Carl Wilson viene arrestato nel 1967 per renitenza alla leva mentre gli Stati Uniti sono immersi nella guerra del Vietnam: un episodio che rivela la frattura culturale di un’intera generazione.
L’arresto di Carl Wilson,
il più giovane dei fratelli Wilson e chitarra solista dei Beach Boys, rappresenta
un punto in cui la cultura pop si scontra con la politica, e in cui l’immagine
“pulita” della band californiana si incrina davanti alle tensioni del tempo.
Il 3 gennaio 1967 Wilson riceve la chiamata alle armi. Decide
di non presentarsi, dichiarandosi obiettore di coscienza per motivi religiosi,
affermando che il suo dovere verso Dio supera qualsiasi richiesta terrena. La
sua domanda viene respinta per presunta tardività e il 5 aprile un grand jury
federale lo incrimina. Wilson si dichiara non colpevole e viene rilasciato su
cauzione da 25.000 dollari, potendo così raggiungere il gruppo nel tour
europeo.
Il caso diventa immediatamente pubblico. I giornali parlano
di “draft-dodger”, circolano voci di un arresto dell’FBI, e l’immagine dei
Beach Boys - simbolo della California solare e spensierata - si ritrova
improvvisamente immersa nel clima cupo della guerra.
Il suo avvocato, J.B. Tietz, denuncia irregolarità nella
gestione della pratica: secondo lui il procedimento è stato “cortocircuitato”,
impedendo a Wilson sia il colloquio con la commissione locale sia il diritto a
un ricorso amministrativo, entrambi garantiti dalla legge.

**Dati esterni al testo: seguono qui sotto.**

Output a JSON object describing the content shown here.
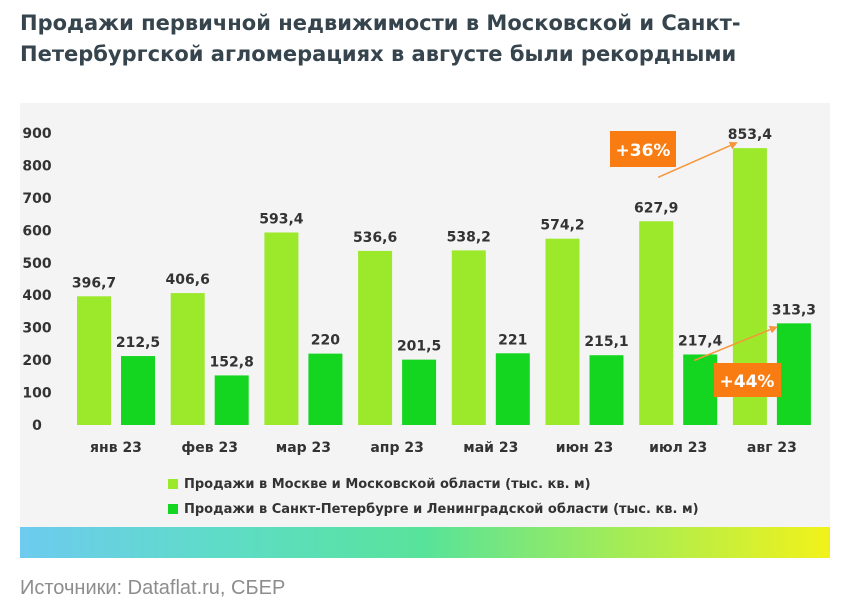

Il contesto è quello di un’America divisa. Da un lato la
retorica patriottica, dall’altro una generazione che mette in discussione
l’autorità, la guerra, il ruolo dello Stato. Wilson non è un attivista
politico, ma un giovane profondamente religioso, descritto come mite e
rispettoso della vita. Il suo rifiuto non nasce da ideologia, bensì da un
panico autentico all’idea di uccidere, radicato nell’educazione ricevuta.
L’episodio ha conseguenze anche sulla carriera del gruppo. Il
processo, con udienza fissata per giugno, contribuisce alla cancellazione della
loro partecipazione al Monterey Pop Festival, evento chiave della controcultura
del 1967.
Alla fine, Wilson evita il carcere e il servizio militare
tradizionale, gli viene imposto un servizio alternativo, suonando gratuitamente
in carceri e ospedali. Una soluzione che, pur insolita, riflette il tentativo
di conciliare legge, coscienza individuale e ruolo pubblico dell’artista.
Riletto oggi, il caso Carl Wilson è un piccolo ma
significativo specchio del 1967. Mostra come la musica pop non fosse affatto
isolata dal mondo, ma attraversata dalle stesse tensioni che scuotevano la
società: religione, guerra, diritti civili, responsabilità individuale. E
racconta come, dietro le armonie perfette dei Beach Boys, ci fosse un’America
che non riusciva più a cantare all’unisono.